The invention relates to a tufting tool for tufting and fastening clusters of bristles, in particular by the use of anchor plates, in bristle holes which are introduced into a contoured surface of a brush body and/or obliquely into a surface of a brush body, the tufting tool having a slider which is movable in a slider guide along a tufting axis from a receiving position for receiving a cluster of bristles into a tufting position and back again into the receiving position, a pusher tongue which is movable to and fro relative to the slider along the tufting axis of the tufting tool in a pusher channel, and a tool head which is displaceable along the tufting axis between a receiving position and a tufting position and has a pair of guide jaws for the pusher tongue, the guide jaws being displaceable relative to each other during the adjustment of the tool head from the receiving position into the tufting position.
The invention furthermore relates to a brush making machine with such a tufting tool.
Tufting tools of this type and brush making machines with such tufting tools are known in various embodiments.
For example, EP 0289059 B1 discloses a tufting tool, the guide jaws of which are held movably in the longitudinal direction, wherein the guide jaws of said tufting tool are pressed into a front position by a force which acts in the tufting direction. If said guide jaws strike against the brush body to be tufted, said guide jaws are pressed back relative to the tufting axis of the tufting tool by the brush body counter to the force and in a manner corresponding to the inclination of a surface of the brush body.
However, in the case of this previously known tufting tool, damage to the brush body by the guide jaws striking thereagainst is not ruled out.
In DE 39 35 760 C2, the two guide jaws of the tufting tool are coupled to each other via a rotatable part and elongated hole guides such that the one guide jaw moves forward when the other guide jaw is moved back. The relative movement of the guide jaws is also initiated here by the guide jaws striking against the surface of the brush body.

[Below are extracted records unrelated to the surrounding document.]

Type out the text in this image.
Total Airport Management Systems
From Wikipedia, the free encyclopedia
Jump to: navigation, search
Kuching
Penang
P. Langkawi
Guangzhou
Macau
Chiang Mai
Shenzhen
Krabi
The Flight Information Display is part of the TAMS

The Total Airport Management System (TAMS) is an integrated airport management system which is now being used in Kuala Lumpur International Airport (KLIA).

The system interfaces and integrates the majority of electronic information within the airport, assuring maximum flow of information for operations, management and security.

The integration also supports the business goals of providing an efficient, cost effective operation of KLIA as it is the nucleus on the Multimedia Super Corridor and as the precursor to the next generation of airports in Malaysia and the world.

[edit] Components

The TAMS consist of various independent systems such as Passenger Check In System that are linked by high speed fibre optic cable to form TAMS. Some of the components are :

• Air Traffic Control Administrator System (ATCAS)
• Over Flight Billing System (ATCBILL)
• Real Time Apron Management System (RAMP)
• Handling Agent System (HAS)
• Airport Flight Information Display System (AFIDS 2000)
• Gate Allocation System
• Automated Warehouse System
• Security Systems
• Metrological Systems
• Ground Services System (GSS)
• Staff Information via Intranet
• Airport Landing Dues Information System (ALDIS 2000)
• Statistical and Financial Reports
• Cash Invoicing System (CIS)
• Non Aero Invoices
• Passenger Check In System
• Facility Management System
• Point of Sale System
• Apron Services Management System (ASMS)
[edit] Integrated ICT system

A tufting tool, the guide jaws of which are likewise coupled to each other, is previously known from DE 196 00 193 A1. In order to permit an orientation of the two guide jaws with an inclination of the surface of the brush body to be tufted even before the guide jaws strike against the surface of the brush body, it is proposed in this document even before the striking action to bring the two guide jaws into a corresponding position relative to each other with the aid of a motor and an NC system.